I don’t think libcurl actually says anywhere that sockets are bound to
CURL states (“CURL” objects), though one is always passed to
curl_sock_cb().  But I can’t find any mention that a socket might not be
reused by some other state.

In fact, there is absolutely no necessity to bind sockets to states.  We
can trivially replace the CURLState pointer in CURLSocket by a
BDRVCURLState pointer (patch 1), and very easily move the sockets from a
per-state list to a global hash table (patch 2).

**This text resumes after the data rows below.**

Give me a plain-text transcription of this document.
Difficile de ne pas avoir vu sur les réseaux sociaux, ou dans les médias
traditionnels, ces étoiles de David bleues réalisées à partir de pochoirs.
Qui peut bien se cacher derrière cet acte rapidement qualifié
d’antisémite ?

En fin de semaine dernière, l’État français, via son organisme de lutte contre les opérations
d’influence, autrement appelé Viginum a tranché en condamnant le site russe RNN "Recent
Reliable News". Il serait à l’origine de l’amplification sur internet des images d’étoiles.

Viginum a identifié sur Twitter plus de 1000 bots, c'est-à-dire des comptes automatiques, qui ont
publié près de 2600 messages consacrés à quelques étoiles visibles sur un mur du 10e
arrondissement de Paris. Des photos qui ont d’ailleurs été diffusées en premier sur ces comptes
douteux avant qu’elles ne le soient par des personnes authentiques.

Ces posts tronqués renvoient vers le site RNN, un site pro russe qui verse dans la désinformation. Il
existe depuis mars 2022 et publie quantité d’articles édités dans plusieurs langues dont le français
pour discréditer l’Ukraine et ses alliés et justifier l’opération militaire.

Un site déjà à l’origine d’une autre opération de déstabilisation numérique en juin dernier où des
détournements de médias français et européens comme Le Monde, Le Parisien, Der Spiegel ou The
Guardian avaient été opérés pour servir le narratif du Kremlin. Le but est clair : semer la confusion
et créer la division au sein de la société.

By doing so, there is no longer any need to free any socket object when
purging a CURLState, because the sockets are then independent of any
such state.  (As far as I can tell from testing, this does not lead to
any memory leaks.  For every socket there is, libcurl does tell us
eventually to remove it by invoking curl_sock_cb() with
CURL_POLL_REMOVE.)


Max Reitz (2):
  curl: Store BDRVCURLState pointer in CURLSocket
  curl: Disconnect sockets from CURLState

 block/curl.c | 50 ++++++++++++++++++++++++++++----------------------
 1 file changed, 28 insertions(+), 22 deletions(-)

Comments

Kevin Wolf March 10, 2021, 11:51 a.m. UTC | #1
Am 09.03.2021 um 14:05 hat Max Reitz geschrieben:
> Hi,
> 
> There’s been a bug report concerning our curl driver on Launchpad:
>   https://bugs.launchpad.net/qemu/+bug/1916501
> 
> When downloading an image from a certain URL, it crashes.
> (https://download.cirros-cloud.net/0.4.0/cirros-0.4.0-x86_64-disk.img)
> 
> The crash is a use-after-free: A CURLState (which basically represents a
> transfer) has several CURLSocket objects (encapsulating an FD) over
> which the data is transmitted.  Once that transfer is done, the state is
> purged and all CURLSocket objects belonging to it are freed, under the
> assumption that once the transfer is done, the sockets are no longer
> used.
> 
> That seems to work with most servers.
> 
> However, I suspect that in the above case, some sockets might be reused
> for later transfers; so libcurl doesn’t actually tell us to drop them
> (by invoking curl_sock_cb() with CURL_POLL_REMOVE), and that means our
> AIO handler (curl_multi_do()) is invoked for some socket after its
> corresponding CURLSocket object is freed, leading to said
> use-after-free.
> 
> I don’t think libcurl actually says anywhere that sockets are bound to
> CURL states (“CURL” objects), though one is always passed to
> curl_sock_cb().  But I can’t find any mention that a socket might not be
> reused by some other state.
> 
> In fact, there is absolutely no necessity to bind sockets to states.  We
> can trivially replace the CURLState pointer in CURLSocket by a
> BDRVCURLState pointer (patch 1), and very easily move the sockets from a
> per-state list to a global hash table (patch 2).
> 
> By doing so, there is no longer any need to free any socket object when
> purging a CURLState, because the sockets are then independent of any
> such state.  (As far as I can tell from testing, this does not lead to
> any memory leaks.  For every socket there is, libcurl does tell us
> eventually to remove it by invoking curl_sock_cb() with
> CURL_POLL_REMOVE.)

Thanks, applied to the block branch.